RLE-Foundation / RLeXplore

RLeXplore provides stable baselines of exploration methods in reinforcement learning, such as intrinsic curiosity module (ICM), random network distillation (RND) and rewarding impact-driven exploration (RIDE).
https://docs.rllte.dev/
MIT License
348 stars 16 forks source link

Problems with action spaces > 1 in icm #21

Open Croip3 opened 3 weeks ago

Croip3 commented 3 weeks ago

Hi, I'm trying to get RLeXplore running with SB3. All examples work, but if I try with an environment like gyms Ant (https://www.gymlibrary.dev/environments/mujoco/ant/) it crashes with the following error:

` File "/home/longarm_wsl/anaconda3/envs/metaworld3.12/lib/python3.11/site-packages/rllte/xplore/reward/icm.py", line 225, in update im_loss = (im_loss * mask).sum() / th.max(


RuntimeError: The size of tensor a (8) must match the size of tensor b (256) at non-singleton dimension 1`

![image](https://github.com/user-attachments/assets/10a7c2e9-149a-48b2-afce-5ab48564caea)
I used the code from this [example](https://github.com/RLE-Foundation/RLeXplore/blob/main/2%20rlexplore_with_sb3.ipynb) and just changed the environment to 'Ant-v4'. 

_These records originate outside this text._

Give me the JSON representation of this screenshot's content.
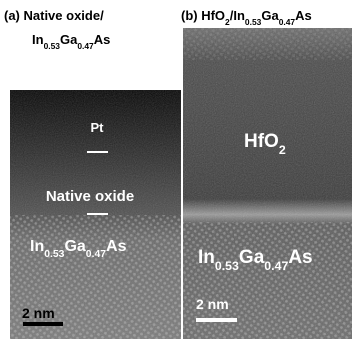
{
  "panel_a": {
    "title": "(a) Native oxide/",
    "title_formula": [
      "In",
      "0.53",
      "Ga",
      "0.47",
      "As"
    ],
    "labels": {
      "pt": "Pt",
      "native_oxide": "Native oxide",
      "substrate": [
        "In",
        "0.53",
        "Ga",
        "0.47",
        "As"
      ]
    },
    "scale_bar": "2 nm"
  },
  "panel_b": {
    "title": [
      "(b) HfO",
      "2",
      "/In",
      "0.53",
      "Ga",
      "0.47",
      "As"
    ],
    "labels": {
      "oxide": [
        "HfO",
        "2"
      ],
      "substrate": [
        "In",
        "0.53",
        "Ga",
        "0.47",
        "As"
      ]
    },
    "scale_bar": "2 nm"
  }
}
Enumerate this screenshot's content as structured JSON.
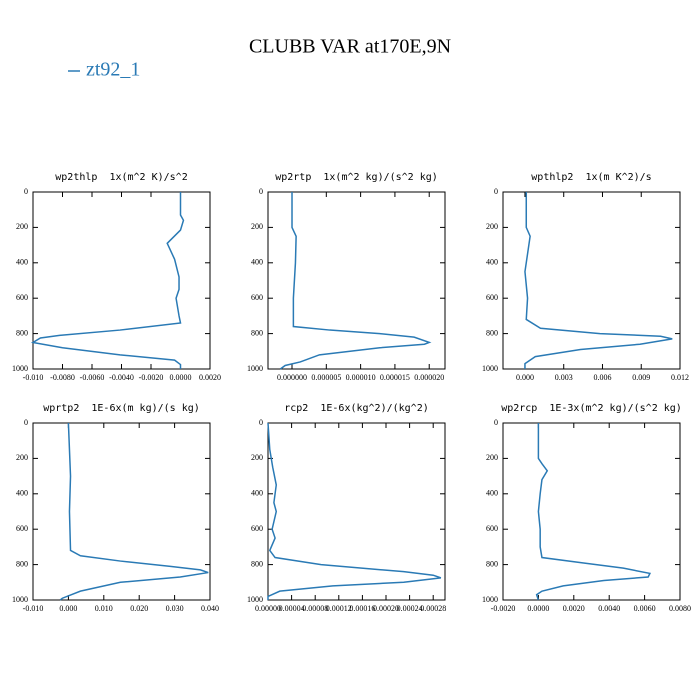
{
  "title": "CLUBB VAR at170E,9N",
  "chart_data": [
    {
      "type": "line",
      "title": "wp2thlp  1x(m^2 K)/s^2",
      "y": [
        0,
        130,
        160,
        215,
        290,
        380,
        480,
        550,
        600,
        700,
        740,
        780,
        810,
        825,
        850,
        880,
        920,
        950,
        975,
        1000
      ],
      "series": [
        {
          "name": "zt92_1",
          "color": "#2a7ab5",
          "values": [
            0,
            0,
            0.0002,
            0,
            -0.0009,
            -0.0004,
            -0.0001,
            -0.0001,
            -0.0003,
            -0.0001,
            0,
            -0.0041,
            -0.0082,
            -0.0095,
            -0.01,
            -0.008,
            -0.0041,
            -0.0004,
            0,
            0
          ]
        }
      ],
      "xlim": [
        -0.01,
        0.002
      ],
      "xticks": [
        {
          "value": -0.01,
          "label": "-0.010"
        },
        {
          "value": -0.008,
          "label": "-0.0080"
        },
        {
          "value": -0.006,
          "label": "-0.0060"
        },
        {
          "value": -0.004,
          "label": "-0.0040"
        },
        {
          "value": -0.002,
          "label": "-0.0020"
        },
        {
          "value": 0,
          "label": "0.0000"
        },
        {
          "value": 0.002,
          "label": "0.0020"
        }
      ],
      "ylim": [
        1000,
        0
      ],
      "yticks": [
        0,
        200,
        400,
        600,
        800,
        1000
      ]
    },
    {
      "type": "line",
      "title": "wp2rtp  1x(m^2 kg)/(s^2 kg)",
      "y": [
        0,
        200,
        250,
        400,
        600,
        760,
        780,
        800,
        820,
        850,
        860,
        880,
        920,
        960,
        980,
        1000
      ],
      "series": [
        {
          "name": "zt92_1",
          "color": "#2a7ab5",
          "values": [
            0,
            0,
            6e-07,
            5e-07,
            2e-07,
            2e-07,
            5.5e-06,
            1.28e-05,
            1.78e-05,
            2e-05,
            1.93e-05,
            1.28e-05,
            4e-06,
            1.2e-06,
            -1e-06,
            -1.7e-06
          ]
        }
      ],
      "xlim": [
        -3.5e-06,
        2.23e-05
      ],
      "xticks": [
        {
          "value": 0,
          "label": "0.000000"
        },
        {
          "value": 5e-06,
          "label": "0.000005"
        },
        {
          "value": 1e-05,
          "label": "0.000010"
        },
        {
          "value": 1.5e-05,
          "label": "0.000015"
        },
        {
          "value": 2e-05,
          "label": "0.000020"
        }
      ],
      "ylim": [
        1000,
        0
      ],
      "yticks": [
        0,
        200,
        400,
        600,
        800,
        1000
      ]
    },
    {
      "type": "line",
      "title": "wpthlp2  1x(m K^2)/s",
      "y": [
        0,
        200,
        250,
        350,
        450,
        600,
        720,
        770,
        800,
        815,
        830,
        860,
        890,
        930,
        970,
        1000
      ],
      "series": [
        {
          "name": "zt92_1",
          "color": "#2a7ab5",
          "values": [
            0.0001,
            0.0001,
            0.0004,
            0.0002,
            0,
            0.0002,
            0.0001,
            0.0012,
            0.0058,
            0.0105,
            0.0114,
            0.0089,
            0.0043,
            0.0008,
            0,
            0
          ]
        }
      ],
      "xlim": [
        -0.0017,
        0.012
      ],
      "xticks": [
        {
          "value": 0,
          "label": "0.000"
        },
        {
          "value": 0.003,
          "label": "0.003"
        },
        {
          "value": 0.006,
          "label": "0.006"
        },
        {
          "value": 0.009,
          "label": "0.009"
        },
        {
          "value": 0.012,
          "label": "0.012"
        }
      ],
      "ylim": [
        1000,
        0
      ],
      "yticks": [
        0,
        200,
        400,
        600,
        800,
        1000
      ]
    },
    {
      "type": "line",
      "title": "wprtp2  1E-6x(m kg)/(s kg)",
      "y": [
        0,
        300,
        500,
        720,
        750,
        780,
        810,
        830,
        845,
        870,
        900,
        950,
        990,
        1000
      ],
      "series": [
        {
          "name": "zt92_1",
          "color": "#2a7ab5",
          "values": [
            0,
            0.0006,
            0.0003,
            0.0006,
            0.0034,
            0.0147,
            0.0288,
            0.0373,
            0.0395,
            0.0316,
            0.0147,
            0.0034,
            -0.0017,
            -0.0023
          ]
        }
      ],
      "xlim": [
        -0.01,
        0.04
      ],
      "xticks": [
        {
          "value": -0.01,
          "label": "-0.010"
        },
        {
          "value": 0,
          "label": "0.000"
        },
        {
          "value": 0.01,
          "label": "0.010"
        },
        {
          "value": 0.02,
          "label": "0.020"
        },
        {
          "value": 0.03,
          "label": "0.030"
        },
        {
          "value": 0.04,
          "label": "0.040"
        }
      ],
      "ylim": [
        1000,
        0
      ],
      "yticks": [
        0,
        200,
        400,
        600,
        800,
        1000
      ]
    },
    {
      "type": "line",
      "title": "rcp2  1E-6x(kg^2)/(kg^2)",
      "y": [
        0,
        150,
        250,
        350,
        450,
        500,
        600,
        650,
        720,
        760,
        800,
        840,
        860,
        875,
        900,
        920,
        950,
        980,
        1000
      ],
      "series": [
        {
          "name": "zt92_1",
          "color": "#2a7ab5",
          "values": [
            0,
            3e-06,
            8e-06,
            1.4e-05,
            1e-05,
            1.4e-05,
            7e-06,
            1.2e-05,
            3e-06,
            1.2e-05,
            9e-05,
            0.00023,
            0.00028,
            0.000293,
            0.00023,
            0.00011,
            2e-05,
            0,
            0
          ]
        }
      ],
      "xlim": [
        0,
        0.0003
      ],
      "xticks": [
        {
          "value": 0,
          "label": "0.00000"
        },
        {
          "value": 4e-05,
          "label": "0.00004"
        },
        {
          "value": 8e-05,
          "label": "0.00008"
        },
        {
          "value": 0.00012,
          "label": "0.00012"
        },
        {
          "value": 0.00016,
          "label": "0.00016"
        },
        {
          "value": 0.0002,
          "label": "0.00020"
        },
        {
          "value": 0.00024,
          "label": "0.00024"
        },
        {
          "value": 0.00028,
          "label": "0.00028"
        }
      ],
      "ylim": [
        1000,
        0
      ],
      "yticks": [
        0,
        200,
        400,
        600,
        800,
        1000
      ]
    },
    {
      "type": "line",
      "title": "wp2rcp  1E-3x(m^2 kg)/(s^2 kg)",
      "y": [
        0,
        200,
        230,
        270,
        320,
        400,
        500,
        600,
        700,
        760,
        790,
        820,
        850,
        870,
        890,
        920,
        950,
        970,
        1000
      ],
      "series": [
        {
          "name": "zt92_1",
          "color": "#2a7ab5",
          "values": [
            0,
            0,
            0.0002,
            0.0005,
            0.0002,
            0.0001,
            0,
            0.0001,
            0.0001,
            0.0002,
            0.0025,
            0.0048,
            0.0063,
            0.0062,
            0.0037,
            0.0014,
            0.0002,
            -0.0001,
            0
          ]
        }
      ],
      "xlim": [
        -0.002,
        0.008
      ],
      "xticks": [
        {
          "value": -0.002,
          "label": "-0.0020"
        },
        {
          "value": 0,
          "label": "0.0000"
        },
        {
          "value": 0.002,
          "label": "0.0020"
        },
        {
          "value": 0.004,
          "label": "0.0040"
        },
        {
          "value": 0.006,
          "label": "0.0060"
        },
        {
          "value": 0.008,
          "label": "0.0080"
        }
      ],
      "ylim": [
        1000,
        0
      ],
      "yticks": [
        0,
        200,
        400,
        600,
        800,
        1000
      ]
    }
  ]
}
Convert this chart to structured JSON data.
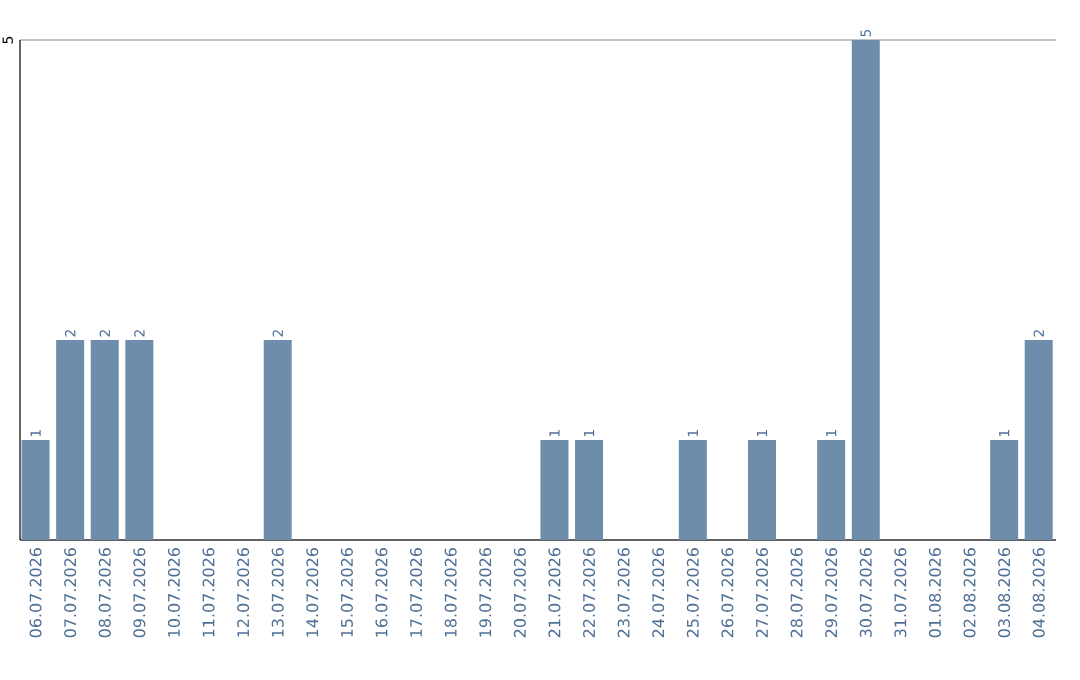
{
  "chart_data": {
    "type": "bar",
    "categories": [
      "06.07.2026",
      "07.07.2026",
      "08.07.2026",
      "09.07.2026",
      "10.07.2026",
      "11.07.2026",
      "12.07.2026",
      "13.07.2026",
      "14.07.2026",
      "15.07.2026",
      "16.07.2026",
      "17.07.2026",
      "18.07.2026",
      "19.07.2026",
      "20.07.2026",
      "21.07.2026",
      "22.07.2026",
      "23.07.2026",
      "24.07.2026",
      "25.07.2026",
      "26.07.2026",
      "27.07.2026",
      "28.07.2026",
      "29.07.2026",
      "30.07.2026",
      "31.07.2026",
      "01.08.2026",
      "02.08.2026",
      "03.08.2026",
      "04.08.2026"
    ],
    "values": [
      1,
      2,
      2,
      2,
      0,
      0,
      0,
      2,
      0,
      0,
      0,
      0,
      0,
      0,
      0,
      1,
      1,
      0,
      0,
      1,
      0,
      1,
      0,
      1,
      5,
      0,
      0,
      0,
      1,
      2
    ],
    "value_labels": [
      "1",
      "2",
      "2",
      "2",
      null,
      null,
      null,
      "2",
      null,
      null,
      null,
      null,
      null,
      null,
      null,
      "1",
      "1",
      null,
      null,
      "1",
      null,
      "1",
      null,
      "1",
      "5",
      null,
      null,
      null,
      "1",
      "2"
    ],
    "color": "#6e8dab",
    "ylim": [
      0,
      5
    ],
    "yticks": [
      {
        "value": 0,
        "label": null
      },
      5
    ],
    "grid": "y"
  }
}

I think it has something to do with the action space in continuous environments. I also tried it with the robotics env metaworld and the error (tensor a) matches with the size of the action space. It works fine with the given env Pendulum-v1, Cart-Pole or Mountain-Car-Continuous.

Any idea if this is a bug or maybe an error on my side? I did not find any fix myself yet.
EDIT: The only "fix" I found setting the batch_size = size of action space. E.g. in metaworld die action space is 4 and it works with batch_size = 4. Of course, this is not really a fix and more like a janky workaround.
Croip3 commented 3 weeks ago

I think I found a fix, just tell me if you want to know it.

yuanmingqi commented 3 weeks ago

yes, please submit a PR on rllte, I will mark you as a contributor. Thanks!